La meilleure preuve qu’il y eut bel et bien tentative d’usurpation, c’est la démarche que Ouattara fit auprès du gouvernement français de l’époque aux fins de recueillir son interprétation de l’article de la constitution ivoirienne réglant la transmission des pouvoirs du président de la République, en cas d’empêchement ou de décès du titulaire, au président de l’Assemblée nationale jusqu’à la fin du mandat en cours ! (D’après Soir Info 03 décembre 2001). Six ans plus tard, lorsqu’il déclarera ouvertement ses ambitions, c’est encore à la France qu’il s’en remettra pour lui mettre le pied à l’étrier : « J'en appelle donc aujourd'hui à la France, qui a un rôle important en Côte d'Ivoire, par l'histoire, par la question des accords de défense, donc la sécurité de la Côte d'Ivoire, par la monnaie, le franc CFA. La France ne peut rester indifférente à la situation en Côte d'Ivoire. Il faut qu'elle fasse quelque chose. (…) J'en appelle donc au président Chirac, au Premier ministre Lionel Jospin. Ces jours prochains, lors de mon retour à Paris – je suis actuellement à Libreville – je rencontrerai le médiateur, Bernard Stasi. Je lui demande sa médiation en la matière avec les autorités ivoiriennes. » (La Croix 23/12/1999). Ici, comme en 1993, il ne s’agit pas d’un simple appel au secours mais d’une véritable offre de service !

« J’aurais pu le faire arrêter… »
Qu’il se soit seulement agi de se faire interpréter la constitution ivoirienne par une puissance étrangère, ou qu’il se soit agi, sous ce prétexte apparemment banal, de demander à la France, dont il savait que le soutien lui était acquis, d’exprimer plus clairement cette préférence, le seul fait d’avoir osé une telle démarche constitue une forfaiture pour laquelle Ouattara encourait un procès pour haute trahison avec, à la clé, au minimum, son bannissement perpétuel et sa disparition définitive de la scène politique ivoirienne. Or, au lieu de cela, ni l’auteur de ce forfait ou, en tout cas, celui qui devait en bénéficier, ni ses principaux complices pourtant biens connus, n’encoururent la moindre sanction ! Au contraire, après l’échec de son entreprise, Ouattara put sortir du pays pratiquement avec les honneurs pour aller se mettre à couvert auprès de ceux qui l’avaient imposé à Houphouët en 1990, et attendre là-bas, tranquillement, l’occasion propice de revenir à la charge.

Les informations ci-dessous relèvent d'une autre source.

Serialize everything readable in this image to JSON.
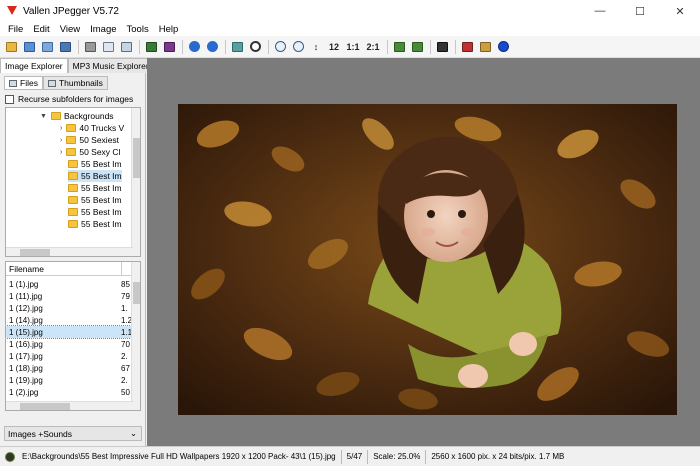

A les en croire, les houphouéto-ouattaristes actuellement au pouvoir feraient de l’impunité la cible principale de leur politique. C’est l’éternelle histoire de la paille et de la poutre… Ce sont ceux à qui une inexplicable indulgence de la nation épargna un châtiment mérité qui parlent d’éradiquer l’impunité ! Certes ce n’est pas la première imposture dans cette pauvre Côte d’Ivoire où, trente années durant, Houphouët s’est plu à contourner, à ignorer ou à carrément violer ses propres lois sans s’attirer la moindre conséquence pour lui-même. Mais Houphouët avait, dans la Françafrique, un parapluie à toute épreuve. Qu’est-ce qui empêcha Bédié de faire payer à Ouattara le juste prix de sa forfaiture ? Quelques semaines après sa victoire provisoire sur Ouattara, le nouveau chef de l’Etat confiait à un journaliste : « J’aurais pu le faire arrêter ». S’il le pouvait, alors pourquoi ne l’a-t-il fait ? La question ne fut pas posée. Ou bien, si elle le fut, soit Bédié n’y répondit pas, soit sa réponse ne pouvait pas être livrée au grand public…

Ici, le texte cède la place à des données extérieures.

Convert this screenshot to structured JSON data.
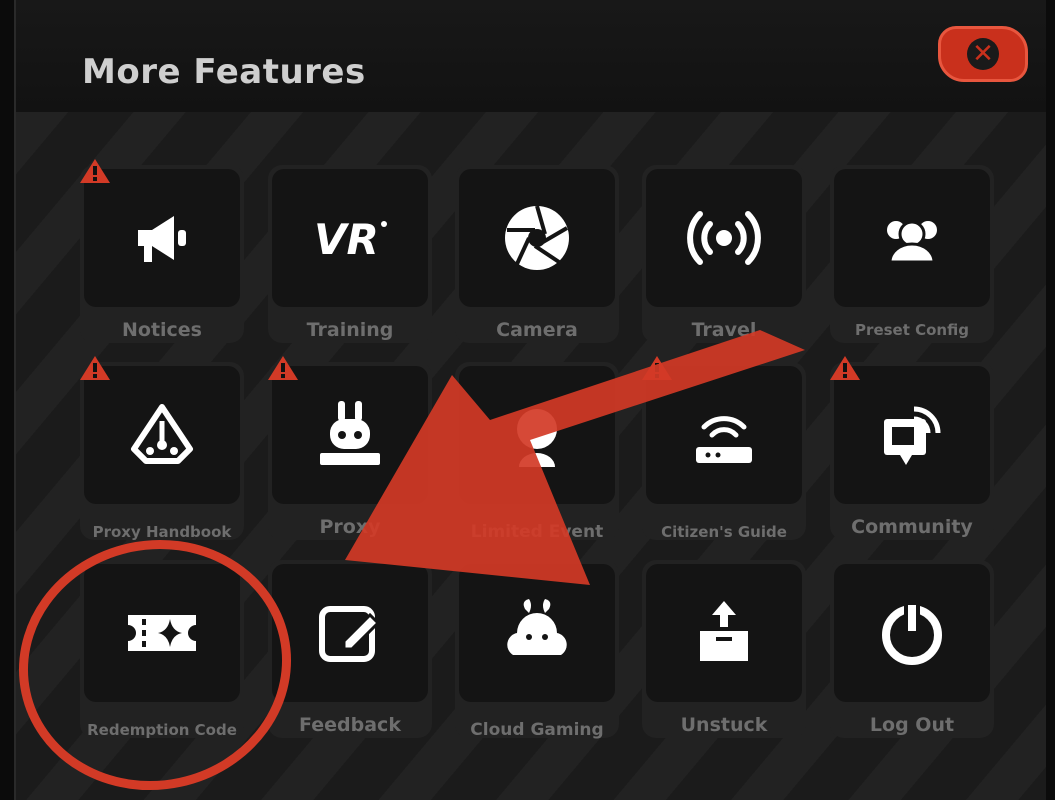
{
  "panel": {
    "title": "More Features"
  },
  "close_button": {
    "icon": "close-icon"
  },
  "accent": "#d23a26",
  "tiles": [
    {
      "label": "Notices",
      "icon": "megaphone-icon",
      "alert": true
    },
    {
      "label": "Training",
      "icon": "vr-icon",
      "alert": false
    },
    {
      "label": "Camera",
      "icon": "aperture-icon",
      "alert": false
    },
    {
      "label": "Travel",
      "icon": "broadcast-icon",
      "alert": false
    },
    {
      "label": "Preset Config",
      "icon": "people-icon",
      "alert": false
    },
    {
      "label": "Proxy Handbook",
      "icon": "handbook-icon",
      "alert": true
    },
    {
      "label": "Proxy",
      "icon": "bangboo-icon",
      "alert": true
    },
    {
      "label": "Limited Event",
      "icon": "event-icon",
      "alert": false
    },
    {
      "label": "Citizen's Guide",
      "icon": "router-icon",
      "alert": true
    },
    {
      "label": "Community",
      "icon": "community-icon",
      "alert": true
    },
    {
      "label": "Redemption Code",
      "icon": "ticket-icon",
      "alert": false
    },
    {
      "label": "Feedback",
      "icon": "edit-icon",
      "alert": false
    },
    {
      "label": "Cloud Gaming",
      "icon": "cloud-icon",
      "alert": false
    },
    {
      "label": "Unstuck",
      "icon": "box-up-icon",
      "alert": false
    },
    {
      "label": "Log Out",
      "icon": "power-icon",
      "alert": false
    }
  ]
}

Bédié pouvait-il vraiment faire arrêter Ouattara ? Le doute est permis ; et encore plus aujourd’hui quand nous le voyons dans la position où il s’est mis depuis le 28 novembre 2010. C’est que, à la fois, le crime était gravissime, et il y avait pléthore de beau monde derrière l’apprenti usurpateur. Il y avait des Ivoiriens de tendances diverses, mais ce n’étaient pas les plus puissants ni même les premiers intéressés. Et, si par leur attitude – qu’elle fût favorable au coup d’Etat projeté, ou qu’elle lui fût hostile sans être toutefois vraiment décidée – ils contribuèrent aussi à préparer les succès futurs de Ouattara, ce ne fut que comme des instruments, et, comme dirait l’autre, à l’insu de leur plein gré le plus souvent. Les plus intéressés – les plus puissants aussi – se trouvaient à Paris. Là, on savait ce qu’on voulait, on en avait les moyens et on savait comment l’obtenir en se servant des Ivoiriens eux-mêmes. Il suffisait de se donner le temps et de leur jeter des tonnes de poudre aux yeux en attendant l’occasion de leur porter le coup décisif.

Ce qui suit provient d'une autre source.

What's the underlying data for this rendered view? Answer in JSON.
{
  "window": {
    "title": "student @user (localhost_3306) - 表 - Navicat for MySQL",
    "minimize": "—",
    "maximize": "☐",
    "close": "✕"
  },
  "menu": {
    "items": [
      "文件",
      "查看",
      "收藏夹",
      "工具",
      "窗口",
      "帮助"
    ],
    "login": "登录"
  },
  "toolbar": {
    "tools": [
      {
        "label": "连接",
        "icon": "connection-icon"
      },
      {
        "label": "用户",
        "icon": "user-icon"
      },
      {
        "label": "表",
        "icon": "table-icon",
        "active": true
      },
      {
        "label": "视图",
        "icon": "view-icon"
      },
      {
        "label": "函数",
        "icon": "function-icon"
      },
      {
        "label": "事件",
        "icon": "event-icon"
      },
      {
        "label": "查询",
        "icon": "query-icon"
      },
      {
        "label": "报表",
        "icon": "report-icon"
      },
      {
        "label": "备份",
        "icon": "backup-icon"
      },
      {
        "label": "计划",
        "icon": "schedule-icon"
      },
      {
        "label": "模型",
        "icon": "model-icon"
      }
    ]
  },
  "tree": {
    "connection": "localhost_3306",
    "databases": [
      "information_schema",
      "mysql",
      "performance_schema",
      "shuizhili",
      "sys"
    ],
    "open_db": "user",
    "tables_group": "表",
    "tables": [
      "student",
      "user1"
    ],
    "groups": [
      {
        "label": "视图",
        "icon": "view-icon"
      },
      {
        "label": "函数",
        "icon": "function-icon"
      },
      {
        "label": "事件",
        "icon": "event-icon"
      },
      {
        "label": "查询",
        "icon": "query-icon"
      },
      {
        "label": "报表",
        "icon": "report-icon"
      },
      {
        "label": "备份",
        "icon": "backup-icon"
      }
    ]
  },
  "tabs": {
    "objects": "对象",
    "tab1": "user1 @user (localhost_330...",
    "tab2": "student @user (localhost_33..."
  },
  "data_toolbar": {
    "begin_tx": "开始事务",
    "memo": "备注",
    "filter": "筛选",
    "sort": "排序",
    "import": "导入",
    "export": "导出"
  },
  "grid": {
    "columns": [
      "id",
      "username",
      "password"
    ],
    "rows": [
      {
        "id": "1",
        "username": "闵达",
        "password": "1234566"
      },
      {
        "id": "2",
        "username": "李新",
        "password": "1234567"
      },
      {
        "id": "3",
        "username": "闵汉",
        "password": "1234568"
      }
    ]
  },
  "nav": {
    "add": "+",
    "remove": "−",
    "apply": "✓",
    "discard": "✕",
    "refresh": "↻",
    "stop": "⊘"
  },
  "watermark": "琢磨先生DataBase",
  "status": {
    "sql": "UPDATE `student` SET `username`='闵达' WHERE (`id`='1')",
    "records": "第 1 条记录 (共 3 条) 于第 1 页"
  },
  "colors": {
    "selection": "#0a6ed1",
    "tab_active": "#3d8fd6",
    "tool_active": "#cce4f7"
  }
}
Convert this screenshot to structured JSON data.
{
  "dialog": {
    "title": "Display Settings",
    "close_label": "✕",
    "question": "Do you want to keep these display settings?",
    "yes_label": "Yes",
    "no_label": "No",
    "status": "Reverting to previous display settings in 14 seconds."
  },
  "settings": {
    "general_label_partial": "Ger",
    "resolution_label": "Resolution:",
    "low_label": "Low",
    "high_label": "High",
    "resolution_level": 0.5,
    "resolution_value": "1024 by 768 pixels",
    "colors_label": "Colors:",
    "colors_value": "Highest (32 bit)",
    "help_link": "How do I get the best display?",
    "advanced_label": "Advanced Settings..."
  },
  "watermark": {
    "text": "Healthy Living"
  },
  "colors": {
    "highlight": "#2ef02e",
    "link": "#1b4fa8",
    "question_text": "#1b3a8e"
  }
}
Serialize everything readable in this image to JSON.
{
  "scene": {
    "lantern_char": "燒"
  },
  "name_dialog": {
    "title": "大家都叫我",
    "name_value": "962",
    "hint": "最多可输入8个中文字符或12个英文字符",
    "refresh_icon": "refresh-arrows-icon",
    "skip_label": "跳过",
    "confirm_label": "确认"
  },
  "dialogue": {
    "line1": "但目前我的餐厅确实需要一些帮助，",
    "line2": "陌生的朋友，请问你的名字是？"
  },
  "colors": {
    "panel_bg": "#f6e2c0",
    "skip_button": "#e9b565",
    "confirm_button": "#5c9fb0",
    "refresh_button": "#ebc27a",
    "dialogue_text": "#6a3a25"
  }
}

On peut repérer la main de la Françafrique à chaque étape de la conspiration dont le premier acte se joua le 7 décembre 1993 et le dernier, le 11 avril 2011. D’après La Lettre du continent (N°243, 5 octobre 1995), en décembre 1993, Alain Juppé, ministre des Affaires étrangères dans le gouvernement Balladur,  soutenait l’entreprise visant à maintenir Ouattara dans la fonction de Premier ministre malgré l’hostilité générale des Ivoiriens. Le rappel de l’ambassadeur Michel Dupuch juste une semaine avant l’annonce officielle du décès d’Houphouët fut le premier acte de ce soutien. L’ambassadeur Dupuch, en poste depuis près de 15 ans, était réputé plutôt favorable à Bédié ; en le remplaçant brusquement dans cette période critique, le Quai d’Orsay choisissait son champion : c’était Ouattara.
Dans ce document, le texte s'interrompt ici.